Every piece in the work has been put together so that if one piece breaks, it can be replaced.


Geoff records how much time he spends on every activity involved in making the piece.


“Then I know how much work went into it," he said.


“There’s 700 hours in stone work in Jubilee House.”


History


Geoff grew up near Busbys Flat in Richmond Valley.


“I was born in the bush and my family lived next to a saw mill, where my father was a sleeper cutter,” he said.


“I started working with wood when I was six years old and learned from my father. 


“I’d get the mill offcuts and work with them.


“I used to watch my father cut trees and mill them into sleepers.


“Mum would help him and she’d wear a dress when she was working – that’s what they did in those days.”


Geoff’s family moved to Lismore in 1963 when he was 14 years old and Geoff started an apprenticeship in 1964 as a cabinet maker with Brown and Jolly.


In 1973, he started his own furniture making business in Lismore, which he’s been doing ever since. 


In 1980, he received the Churchill Fellowship to research fine furniture, which involved studying examples at the Louvre, in Paris.


He went to the Victoria and Albert Museum in London, where he was inspired by the fine craftsmanship he saw in woodcraft there.

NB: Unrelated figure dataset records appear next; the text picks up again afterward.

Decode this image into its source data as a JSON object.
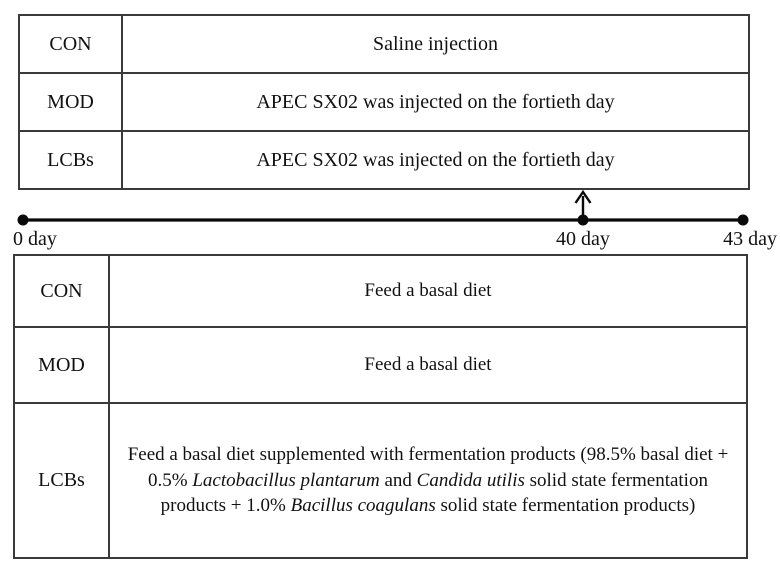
{
  "figure": {
    "injection_table": {
      "rows": [
        {
          "group": "CON",
          "treatment": "Saline injection"
        },
        {
          "group": "MOD",
          "treatment": "APEC SX02 was injected on the fortieth day"
        },
        {
          "group": "LCBs",
          "treatment": "APEC SX02 was injected on the fortieth day"
        }
      ]
    },
    "timeline": {
      "start_label": "0 day",
      "event_label": "40 day",
      "end_label": "43 day"
    },
    "diet_table": {
      "rows": [
        {
          "group": "CON",
          "diet": [
            {
              "text": "Feed a basal diet",
              "italic": false
            }
          ]
        },
        {
          "group": "MOD",
          "diet": [
            {
              "text": "Feed a basal diet",
              "italic": false
            }
          ]
        },
        {
          "group": "LCBs",
          "diet": [
            {
              "text": "Feed a basal diet supplemented with fermentation products (98.5% basal diet + 0.5% ",
              "italic": false
            },
            {
              "text": "Lactobacillus plantarum",
              "italic": true
            },
            {
              "text": " and ",
              "italic": false
            },
            {
              "text": "Candida utilis",
              "italic": true
            },
            {
              "text": " solid state fermentation products + 1.0% ",
              "italic": false
            },
            {
              "text": "Bacillus coagulans",
              "italic": true
            },
            {
              "text": " solid state fermentation products)",
              "italic": false
            }
          ]
        }
      ]
    },
    "colors": {
      "background": "#ffffff",
      "text": "#111111",
      "border": "#3a3a3a",
      "timeline": "#0a0a0a"
    }
  }
}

He remembers the first time he was able to open a bureau and see inside the drawers and how they were constructed.


“If you can see how someone has made something, you can start to get ideas," he said.


The practical objects he makes are considered as art by many people – with much planning and thought put into them.


Geoff’s cabinets


Geoff has made a few cabinets in his life.


The first cabinet he made was the Bicentenary cabinet, which was on display at the Sydney Opera House.


It’s now in his own collection and Geoff said it’s something he’s thinking about selling.


“It’s too hard to divide up between my two children when I pass away,” he said.


He them made the Yaralumla Cabinet, then the Australian Cabinet - which is now in Antwerp, in Belgium.


“When I sold the Australian cabinet, it financed making the Hannah Cabinet,” Geoff said.


The Hannah cabinet is made from 34 types of timber as well as ebony, gold, tortoise shell, abalone, mother-of-pearl, jasper, agate, tiger eye, malachite, lapis lazuli and ruby.


Geoff’s Hannah Cabinet has received national attention with an ongoing campaign to raise enough money to buy the million dollar cabinet and keep it at Lismore Regional Gallery.

(find out more at www.hannahcabinet.com). 


Geoff Hannah, Gaela Hurford and Brian Henry with the world famous Hannah Cabinet.


Commitment


Geoff is man of commitment, discipline and passion.


He was awarded the Order of Australia (OAM) in 2018 for service to the visual arts through the production of furniture and marquetry.

 

He was also awarded the title of Honorary Fellow of the Southern Cross University in 2009. 


As well as being a gifted master craftsman, Geoff is a renowned teacher of his craft since 1981, having taught aspiring woodworkers from Longreach to Launceston and Muckadilla to Perth. 


He teaches furniture making and polishing at the University of Southern Queensland 


He also continues to conduct classes in Lismore.


Teaching


His current exhibition Chesta Drawz and the LowBoys at Lismore Regional Gallery features works from his local students, some of which have been working with him for 18 years.


“My students tend to stay with me so there’s not many places in my classes for new students – I only take on six students at a time,” Geoff said.


“My youngest student is 15 years old. 


“I love teaching people my craft and seeing my students go home happy.


“They make good quality pieces of furniture and objects that are made in ways that can always be mended if something wears down – like using shellac on the wood which can be re-done at any time.”


Geoff and some of his students.


Current exhibition


Chesta Drawz and the LowBoys - an exhibition of fine woodwork by Geoff Hannah and his students will be on display until December 1 at Lismore Regional Gallery.


There are free daily tours at 11am and also tours of the Hannah cabinet at 11.45am every day. 

 

The exhibition features more than 60 beautiful works by 26 of Geoff’s students. 


The works include intricate boxes, sideboards, dressers, mirrors, tables and two guitars.


The pieces are made of every imaginable wood including Red Cedar, Walnut, Ebony and Brazilian Mahogany. 


Some works are adorned with beautiful marquetry of king parrot, horses, grass trees, plants and street art or simply the elegant lustre, grain and colour of the various woods. 

 

Opportunity for local High Schools: Geoff Hannah studio visit


Master craftsman Geoff Hannah & Lismore Regional Gallery are offering 4 high schools from the Northern Rivers Region the amazing opportunity to visit Geoff Hannah's Lismore based workshop and a free tour of Chesta Drawz and the LowBoys.


High School visits to Geoff's workshop will be available on Thursday afternoons during the exhibition period from Thurs 24 Oct 2019 - 28 November 2019.